Etc. makes them a special category of assessees entitled to the incentive in the form of 100% Deduction under Section 10­A or 10­B of the Act, rather than it being a special character of income entitled to Deduction from Gross Total Income under Chapter VI­A under Section 80­HH, etc. Therefore analogy of Chapter VI Deductions cannot be telescoped or imported in Section 10­A or 10­B of the Act. The words ‘derived by an Undertaking’ in Section 10­A or 10­B are different from ‘derived from’ employed in Section 80­HH etc.
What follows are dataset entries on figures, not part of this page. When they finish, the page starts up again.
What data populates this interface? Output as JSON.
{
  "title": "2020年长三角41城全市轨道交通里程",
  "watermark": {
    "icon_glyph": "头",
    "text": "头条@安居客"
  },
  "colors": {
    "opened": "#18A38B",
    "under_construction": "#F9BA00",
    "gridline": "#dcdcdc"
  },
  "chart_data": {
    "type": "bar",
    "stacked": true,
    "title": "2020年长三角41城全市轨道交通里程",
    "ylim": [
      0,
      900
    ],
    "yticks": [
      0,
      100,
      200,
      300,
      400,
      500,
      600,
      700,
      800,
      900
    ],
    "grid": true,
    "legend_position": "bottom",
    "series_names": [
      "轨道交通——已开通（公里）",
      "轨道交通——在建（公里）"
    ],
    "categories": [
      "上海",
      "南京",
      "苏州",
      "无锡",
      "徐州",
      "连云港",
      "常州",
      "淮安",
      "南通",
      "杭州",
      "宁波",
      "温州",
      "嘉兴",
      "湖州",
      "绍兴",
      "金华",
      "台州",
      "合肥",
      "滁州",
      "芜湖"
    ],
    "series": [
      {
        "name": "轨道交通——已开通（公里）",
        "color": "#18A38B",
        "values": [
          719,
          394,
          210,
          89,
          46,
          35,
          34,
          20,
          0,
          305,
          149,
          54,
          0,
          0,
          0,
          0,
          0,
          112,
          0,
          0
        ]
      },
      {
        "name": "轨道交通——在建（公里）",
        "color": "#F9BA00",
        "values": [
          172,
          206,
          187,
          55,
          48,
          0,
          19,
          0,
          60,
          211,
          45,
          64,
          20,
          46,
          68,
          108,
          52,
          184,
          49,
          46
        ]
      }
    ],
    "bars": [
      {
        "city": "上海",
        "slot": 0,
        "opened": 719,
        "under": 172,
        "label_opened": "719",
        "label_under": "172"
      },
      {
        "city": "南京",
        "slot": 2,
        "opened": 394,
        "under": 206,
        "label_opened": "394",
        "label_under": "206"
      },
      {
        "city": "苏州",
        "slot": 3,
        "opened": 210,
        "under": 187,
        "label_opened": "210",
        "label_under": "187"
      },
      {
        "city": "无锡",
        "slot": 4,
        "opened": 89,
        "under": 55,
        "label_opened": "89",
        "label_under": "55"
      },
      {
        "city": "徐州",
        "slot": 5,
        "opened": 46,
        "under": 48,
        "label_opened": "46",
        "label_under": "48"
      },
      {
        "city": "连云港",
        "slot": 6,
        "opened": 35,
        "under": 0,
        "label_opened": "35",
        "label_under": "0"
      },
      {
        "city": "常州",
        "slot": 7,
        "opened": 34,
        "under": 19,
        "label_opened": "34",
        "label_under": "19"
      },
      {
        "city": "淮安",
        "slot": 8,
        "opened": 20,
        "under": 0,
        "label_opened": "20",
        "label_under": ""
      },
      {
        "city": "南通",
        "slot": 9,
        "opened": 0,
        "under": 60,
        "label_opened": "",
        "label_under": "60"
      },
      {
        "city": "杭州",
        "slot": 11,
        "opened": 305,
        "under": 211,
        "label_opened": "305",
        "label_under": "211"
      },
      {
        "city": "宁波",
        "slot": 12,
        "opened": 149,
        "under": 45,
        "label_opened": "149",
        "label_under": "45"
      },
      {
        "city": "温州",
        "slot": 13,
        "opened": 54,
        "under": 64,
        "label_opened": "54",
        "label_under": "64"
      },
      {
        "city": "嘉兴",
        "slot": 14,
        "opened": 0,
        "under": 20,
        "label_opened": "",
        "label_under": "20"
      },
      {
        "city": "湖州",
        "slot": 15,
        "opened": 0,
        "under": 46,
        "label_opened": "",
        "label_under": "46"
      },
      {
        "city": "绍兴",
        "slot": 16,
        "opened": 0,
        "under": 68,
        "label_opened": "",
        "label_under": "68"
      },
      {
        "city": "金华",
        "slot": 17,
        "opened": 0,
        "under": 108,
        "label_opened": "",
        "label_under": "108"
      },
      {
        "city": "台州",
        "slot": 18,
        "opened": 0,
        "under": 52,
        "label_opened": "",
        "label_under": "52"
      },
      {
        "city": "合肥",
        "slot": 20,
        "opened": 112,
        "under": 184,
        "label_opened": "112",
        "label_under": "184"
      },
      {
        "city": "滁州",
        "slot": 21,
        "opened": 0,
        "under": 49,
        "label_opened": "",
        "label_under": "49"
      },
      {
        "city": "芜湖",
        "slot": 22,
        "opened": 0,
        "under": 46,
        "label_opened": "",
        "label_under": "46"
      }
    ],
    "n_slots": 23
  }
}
Restating the Financial Statements

The mode of determining the eligible deduction U/S 10B is similar to the provisions of Section 80HHC inasmuch as both the sections mandates determination of eligible profits as per the formula contained therein. Once an income forms part of the business of the income of the eligible undertaking of assessee, the same cannot be excluded from the eligible profits for the purpose of computing deduction u/s 10B of the Act. We are of the view that the basis of computation of the deductions enumerated under Chapter VIA is different from that set out for the special deductions like Section 10A and 10B.

IAS plus

Though it does not partake the character of a profits and gains from the sale of an article, it is the income which is derived from the consideration realized by export of articles. In view of the definition of income from Profits and Gains incorporated in Sub­section , the assessee is entitled to the benefit of exemption of the said amount as contemplated under Section 10B of the Act. Therefore, the Tribunal was justified in extending the benefit to the aforesaid amounts also. Therefore, the first substantial question of law raised in ITA No.428/2007 is answered in favour of the revenue and against the assessee and the first substantial question of law in ITA No.447/2007 is answered in favour of the assessee and against the revenue. The dedicated nature of business or their special geographical locations in STPI or SEZs.

Material Errors in Financial Statements

Therefore all Profits and Gains of the Undertaking including the incidental income by way of interest on Bank Deposits or Staff loans would be entitled to 100% exemption or deduction under Section 10­A and 10­B of the Act. The assessee earned during the said Assessment Year 2001­-02, interest income of `4,68,037/­ on the Short Term Deposits made by it to the tune of `6,46,88,606/­ out of its Surplus Funds temporarily parked in the Current Account held in Citi Bank, Hong Kong and also earned interest of `6,02,309/­ from the Advances of loans to its staff members.